Openldap configuration manual-Linux Enterprise Application-Linux server application information. See the following for details. Recently has been in the installation of opneldap-2.0.25, and now finally done, so to share with you, if you have any opinions, you can discuss:
1) the following four rpm packages must be installed:
Openldap-2.0.25-1.i386.rpm
Openldap-servers-2.0.25-1.i386.rpm
Openldap-clients-2.0.25-1.i386.rpm
Openldap-devel-2.0.25-1. i386.rpm
Openldap-2.0 * is a required suite, must first install; Openldap-servers * is the server suite; openldap-clients * is the operating program suite; openldap-devel * is the development tool suite.
If you need to use ldap for some advanced applications, you also need to install the following suite:
Auth_ldap *
Nss_ldap *
Php_ldap *
2) The next step is to configure
The configuration file is usually under/etc/openldap:
Ldapfilter. conf ldap. conf
Ldapsearchprefs. conf schema ldaptemplates. conf slapd. conf
The slapd. conf file is used to set the ldap server connection, enter the file, and modify the corresponding part:
In include/etc/openldap/schema /......
Add the complete scheme, that is, all the schemes under the schema directory.
In the "ldbm database definitions" section, run the suffix command to set the basic search path (BDN) of the ldap server ):
Suffix "dc = buct, dc = edu.cn"
Rootdn "cn = root, dc = buct, dc = edu.cn"
Rootpw 123456
Most of the other default settings are appropriate.
Then, check the two files to ensure that the server and client can be operated on the same machine:
/Etc/hosts:
127.0.0.1 localhost. localdomain localhost
202. xxx buct.edu.cn
/Etc/openldap/ldap. conf:
HOST 202.4.155.91
BASE dc = buct, dc = edu.cn
3) test Server:
# Service ldap start
# Ldapsearch? X? B '-s base' (objectclass = *)'
NamingContexts
If the configuration is correct, the following output should appear:
Version: 2
# Filter (objectclass = *)
# Requesting: namingContexts
Dn:
NamingContexts: dc = buct, dc = edu.cn
# Search result
Search: 2
Result: 0 success
# NumResponses: 2
# NumEntries: 1
If an error message is displayed, return and check the configuration.
4) The last step is to set some basic access control.
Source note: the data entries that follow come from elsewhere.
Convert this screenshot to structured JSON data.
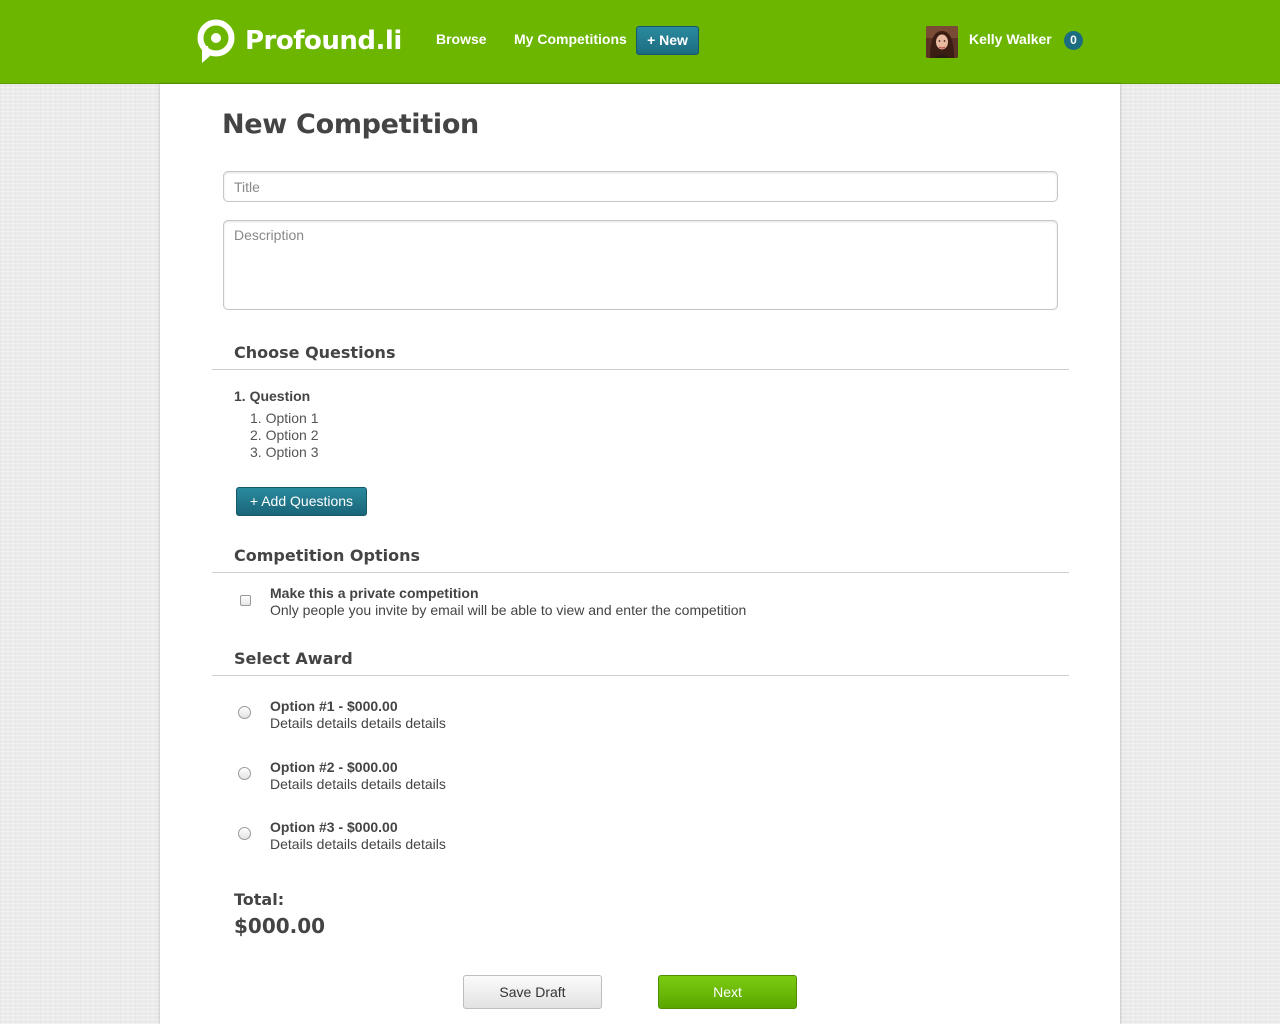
{
  "header": {
    "logo_text": "Profound.li",
    "nav": {
      "browse": "Browse",
      "my_competitions": "My Competitions",
      "new_button": "+ New"
    },
    "user": {
      "name": "Kelly Walker",
      "notification_count": "0"
    }
  },
  "main": {
    "page_title": "New Competition",
    "title_field": {
      "placeholder": "Title",
      "value": ""
    },
    "description_field": {
      "placeholder": "Description",
      "value": ""
    },
    "questions_section": {
      "heading": "Choose Questions",
      "question": {
        "label": "1. Question",
        "options": [
          "1. Option 1",
          "2. Option 2",
          "3. Option 3"
        ]
      },
      "add_button": "+ Add Questions"
    },
    "options_section": {
      "heading": "Competition Options",
      "private": {
        "checked": false,
        "label": "Make this a private competition",
        "description": "Only people you invite by email will be able to view and enter the competition"
      }
    },
    "award_section": {
      "heading": "Select Award",
      "options": [
        {
          "title": "Option #1 - $000.00",
          "details": "Details details details details",
          "selected": false
        },
        {
          "title": "Option #2 - $000.00",
          "details": "Details details details details",
          "selected": false
        },
        {
          "title": "Option #3 - $000.00",
          "details": "Details details details details",
          "selected": false
        }
      ]
    },
    "total": {
      "label": "Total:",
      "value": "$000.00"
    },
    "actions": {
      "save_draft": "Save Draft",
      "next": "Next"
    }
  },
  "colors": {
    "header_green": "#6cb600",
    "accent_teal": "#1d6d80",
    "next_green": "#6abb08"
  }
}
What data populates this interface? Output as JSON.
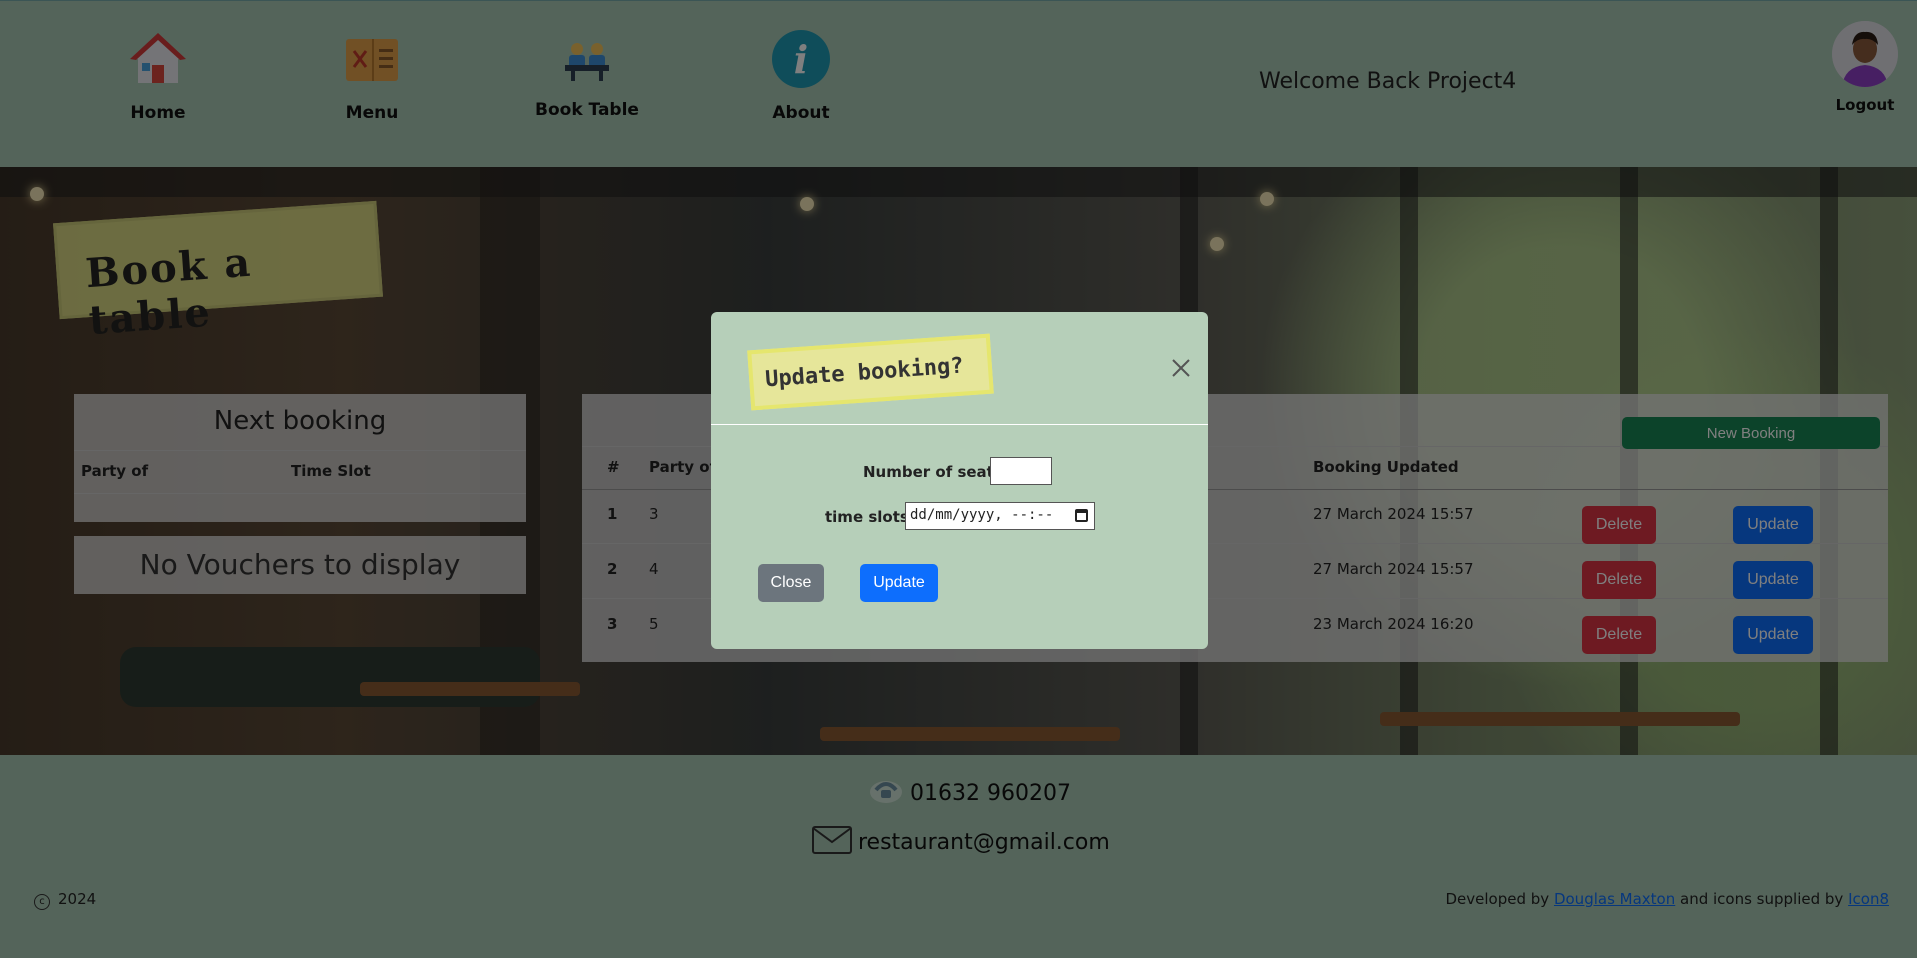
{
  "nav": {
    "items": [
      {
        "label": "Home",
        "icon": "home-icon"
      },
      {
        "label": "Menu",
        "icon": "menu-book-icon"
      },
      {
        "label": "Book Table",
        "icon": "booking-table-icon"
      },
      {
        "label": "About",
        "icon": "info-icon"
      }
    ],
    "welcome": "Welcome Back Project4",
    "logout": "Logout"
  },
  "page": {
    "heading": "Book a table",
    "next_booking": {
      "title": "Next booking",
      "columns": [
        "Party of",
        "Time Slot"
      ]
    },
    "vouchers_empty": "No Vouchers to display",
    "new_booking_label": "New Booking",
    "table": {
      "columns": [
        "#",
        "Party of",
        "Booking Updated"
      ],
      "rows": [
        {
          "num": "1",
          "party": "3",
          "updated": "27 March 2024 15:57"
        },
        {
          "num": "2",
          "party": "4",
          "updated": "27 March 2024 15:57"
        },
        {
          "num": "3",
          "party": "5",
          "updated": "23 March 2024 16:20"
        }
      ],
      "delete_label": "Delete",
      "update_label": "Update"
    }
  },
  "modal": {
    "title": "Update booking?",
    "seats_label": "Number of seats:",
    "seats_value": "",
    "time_label": "time slots:",
    "time_placeholder": "dd/mm/yyyy, --:--",
    "close_label": "Close",
    "update_label": "Update"
  },
  "footer": {
    "phone": "01632 960207",
    "email": "restaurant@gmail.com",
    "year": "2024",
    "credit_prefix": "Developed by",
    "developer": "Douglas Maxton",
    "credit_middle": "and icons supplied by",
    "icon_provider": "Icon8"
  },
  "colors": {
    "background": "#a9c8b4",
    "modal_bg": "#b6cfb9",
    "primary": "#0d6efd",
    "danger": "#dc3545",
    "success": "#198754",
    "secondary": "#6c757d",
    "sign_yellow": "#e5e58a"
  }
}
Redhat adds the acl to the slapd. conf file:
# Define ACLs ...... Access control definitions
Access to dn = ". *, dc = buct, dc = edu.cn" attr = password
By dn = "cn = root, dc = buct, dc = edu.cn" write
By self write
By * read
Access to dn = ". *, dc = buct, dc = edu.cn"
By * read
The content source of this page is from Internet, which doesn't represent Alibaba Cloud's opinion;
products and services mentioned on that page don't have any relationship with Alibaba Cloud. If the
content of the page makes you feel confusing, please write us an email, we will handle the problem
within 5 days after receiving your email.
If you find any instances of plagiarism from the community, please send an email to:
info-contact@alibabacloud.com
and provide relevant evidence. A staff member will contact you within 5 working days.